Retranscription F4EPU
Le thyristor

Le thyristor à trois électrodes :
- la gâchette « G »
- l’anode « A »
- la cathode « K »
C’est un composant qui devient totalement conducteur, en courant continu, à la suite d’une impulsion électrique sur son électrode appelée « gâchette » (Gate en Anglais) ou encore notée G. Non seulement cette conduction est franche et brutale mais elle est permanente même après cessation de ce courant de gâchette.

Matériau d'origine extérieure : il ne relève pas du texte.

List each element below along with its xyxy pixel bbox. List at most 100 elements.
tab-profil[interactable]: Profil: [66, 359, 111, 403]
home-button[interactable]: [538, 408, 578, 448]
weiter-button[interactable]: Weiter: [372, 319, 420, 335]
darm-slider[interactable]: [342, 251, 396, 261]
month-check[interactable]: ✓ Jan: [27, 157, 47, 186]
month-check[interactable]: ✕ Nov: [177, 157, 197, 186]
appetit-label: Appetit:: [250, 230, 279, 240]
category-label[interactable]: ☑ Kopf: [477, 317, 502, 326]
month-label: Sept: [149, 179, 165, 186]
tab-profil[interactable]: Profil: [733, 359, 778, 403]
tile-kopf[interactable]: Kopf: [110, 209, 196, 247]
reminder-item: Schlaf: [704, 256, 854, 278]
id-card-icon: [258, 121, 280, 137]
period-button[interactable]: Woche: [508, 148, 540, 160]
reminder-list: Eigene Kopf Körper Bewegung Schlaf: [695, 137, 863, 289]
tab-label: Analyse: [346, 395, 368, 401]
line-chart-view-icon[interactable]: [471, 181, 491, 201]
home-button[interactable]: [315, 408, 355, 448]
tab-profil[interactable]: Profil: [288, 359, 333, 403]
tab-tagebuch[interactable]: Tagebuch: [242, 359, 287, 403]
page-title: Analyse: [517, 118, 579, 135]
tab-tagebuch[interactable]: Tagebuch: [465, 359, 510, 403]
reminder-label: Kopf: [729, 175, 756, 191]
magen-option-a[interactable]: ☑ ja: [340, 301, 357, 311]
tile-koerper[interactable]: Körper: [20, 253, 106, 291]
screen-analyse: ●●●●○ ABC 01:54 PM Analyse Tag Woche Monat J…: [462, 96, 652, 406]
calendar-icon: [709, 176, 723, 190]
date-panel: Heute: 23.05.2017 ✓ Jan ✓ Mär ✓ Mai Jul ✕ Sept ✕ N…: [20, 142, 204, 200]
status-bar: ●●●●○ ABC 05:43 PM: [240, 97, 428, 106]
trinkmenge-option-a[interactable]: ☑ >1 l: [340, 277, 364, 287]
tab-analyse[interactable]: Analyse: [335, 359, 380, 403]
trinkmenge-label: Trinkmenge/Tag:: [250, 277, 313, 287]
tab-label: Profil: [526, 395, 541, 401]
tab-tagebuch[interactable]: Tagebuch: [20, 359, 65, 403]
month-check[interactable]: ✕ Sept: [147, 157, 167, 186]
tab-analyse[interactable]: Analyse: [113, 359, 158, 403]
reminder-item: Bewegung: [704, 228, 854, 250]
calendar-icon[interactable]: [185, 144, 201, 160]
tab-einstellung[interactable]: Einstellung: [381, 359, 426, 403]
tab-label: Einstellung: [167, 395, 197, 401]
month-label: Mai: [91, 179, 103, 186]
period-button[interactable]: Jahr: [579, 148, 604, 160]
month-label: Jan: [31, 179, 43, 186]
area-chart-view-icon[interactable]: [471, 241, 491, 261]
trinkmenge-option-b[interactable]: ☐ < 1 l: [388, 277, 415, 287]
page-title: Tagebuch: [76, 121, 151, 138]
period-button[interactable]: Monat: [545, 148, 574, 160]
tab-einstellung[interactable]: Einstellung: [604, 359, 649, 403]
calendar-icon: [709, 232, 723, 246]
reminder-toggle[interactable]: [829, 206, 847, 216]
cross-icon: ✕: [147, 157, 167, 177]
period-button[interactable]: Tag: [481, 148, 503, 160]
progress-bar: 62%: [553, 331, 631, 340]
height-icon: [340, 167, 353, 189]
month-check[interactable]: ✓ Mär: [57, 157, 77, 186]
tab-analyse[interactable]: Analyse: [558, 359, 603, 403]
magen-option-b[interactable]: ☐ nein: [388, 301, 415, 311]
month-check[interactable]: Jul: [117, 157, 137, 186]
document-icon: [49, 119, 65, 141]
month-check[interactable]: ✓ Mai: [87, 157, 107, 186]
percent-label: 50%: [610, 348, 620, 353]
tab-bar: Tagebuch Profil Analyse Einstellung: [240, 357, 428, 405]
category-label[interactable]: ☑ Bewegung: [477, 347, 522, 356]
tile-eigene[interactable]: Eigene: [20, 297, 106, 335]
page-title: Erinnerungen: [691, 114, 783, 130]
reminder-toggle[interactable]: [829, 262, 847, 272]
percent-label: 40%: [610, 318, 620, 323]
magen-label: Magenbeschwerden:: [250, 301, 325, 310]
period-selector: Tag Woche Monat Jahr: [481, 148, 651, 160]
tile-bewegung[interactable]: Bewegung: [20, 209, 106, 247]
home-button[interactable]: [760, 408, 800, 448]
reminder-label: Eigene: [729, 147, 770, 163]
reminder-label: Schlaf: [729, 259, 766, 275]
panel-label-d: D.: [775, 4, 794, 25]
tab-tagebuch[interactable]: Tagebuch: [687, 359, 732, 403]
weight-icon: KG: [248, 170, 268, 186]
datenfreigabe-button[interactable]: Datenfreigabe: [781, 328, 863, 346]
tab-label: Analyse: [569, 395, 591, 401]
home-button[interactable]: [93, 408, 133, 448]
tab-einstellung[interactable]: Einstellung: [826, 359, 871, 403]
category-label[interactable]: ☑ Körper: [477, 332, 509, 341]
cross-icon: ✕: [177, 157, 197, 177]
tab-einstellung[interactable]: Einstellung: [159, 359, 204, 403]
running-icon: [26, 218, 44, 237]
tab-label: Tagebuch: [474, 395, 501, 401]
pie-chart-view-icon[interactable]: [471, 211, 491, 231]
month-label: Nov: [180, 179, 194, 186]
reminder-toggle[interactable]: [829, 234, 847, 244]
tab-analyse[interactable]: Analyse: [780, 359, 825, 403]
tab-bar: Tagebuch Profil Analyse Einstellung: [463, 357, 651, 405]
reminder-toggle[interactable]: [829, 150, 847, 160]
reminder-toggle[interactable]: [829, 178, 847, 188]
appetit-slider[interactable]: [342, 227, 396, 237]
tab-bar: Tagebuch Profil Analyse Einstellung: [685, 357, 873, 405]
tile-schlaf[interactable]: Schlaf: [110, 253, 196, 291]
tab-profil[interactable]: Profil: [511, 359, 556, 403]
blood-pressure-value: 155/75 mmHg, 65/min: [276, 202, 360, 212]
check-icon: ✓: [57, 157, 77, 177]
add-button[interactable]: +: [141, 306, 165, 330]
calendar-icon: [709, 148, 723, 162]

Donc rien à voir avec le transistor dont la conduction reste proportionnelle au courant base.
Voyons d’autres particularités intéressantes des thyristors.
- La tension A/K maximale peut atteindre des valeurs élevées, de 100 à 600V selon les modèles. C’est donc un contacteur haute tension.
- Le courant de gâchette Ig minimal pour déclencher la conduction A/K est de l’ordre de 10mA, parfois 1mA pour les modèles sensibles. Ce courant entre par G et sort par K vers la masse. Sa durée n’a aucune importance.
- Le temps de réponse est proportionnellement court, quelques nanosecondes.
- L’intensité de conduction Iak est également élevée, de 0.3 à 10A selon les modèles.
- Le thyristor ne peut revenir à l’état bloqué (isolant) que si l’intensité passante Iak tombe en dessous d’une valeur minimale. Ce seuil dit « courant d’arrêt » est de l’ordre de 2℅ de l’intensité maximale du modèle.
Le thyristor est donc un contacteur haute tension, ultrarapide, et que l’on commande par un faible courant de gâchette, pouvant être bref. La grande lacune est qu’on ne peut rebloquer un thyristor autrement que par arrêt, même bref, du courant Iak ; c’est le désamorçage.

Le triac

Pour mieux comprendre son fonctionnement, il est pratique de le comparer à deux thyristors mis en parallèle mais tête bêche, avec une seule gâchette pour les deux.
Il y aurait ainsi un thyristor pour les demi alternances positives et un autre pour les négatives.
Si le signal gâchette intervient après un passage à zéro de la tension alternative, le courant reste nul pendant ce retard puis monte brusquement pour prendre la valeur qu’il aurait eut si le triac était resté conducteur. A chaque retour de la tension à zéro voit, le thyristor en service se désamorce, puisque I=0A, et le triac doit attendre un autre désamorçage pour redevenir conducteur.
De ce fait, le circuit d’utilisation ne reçoit pas la puissance électrique totale par unité de temps ; le triac se comporte alors comme un réducteur de puissance : la tension et l’intensité sont conservées mais le temps est haché.
Branché sur un moteur, il s’appelle un variateur électronique de vitesse.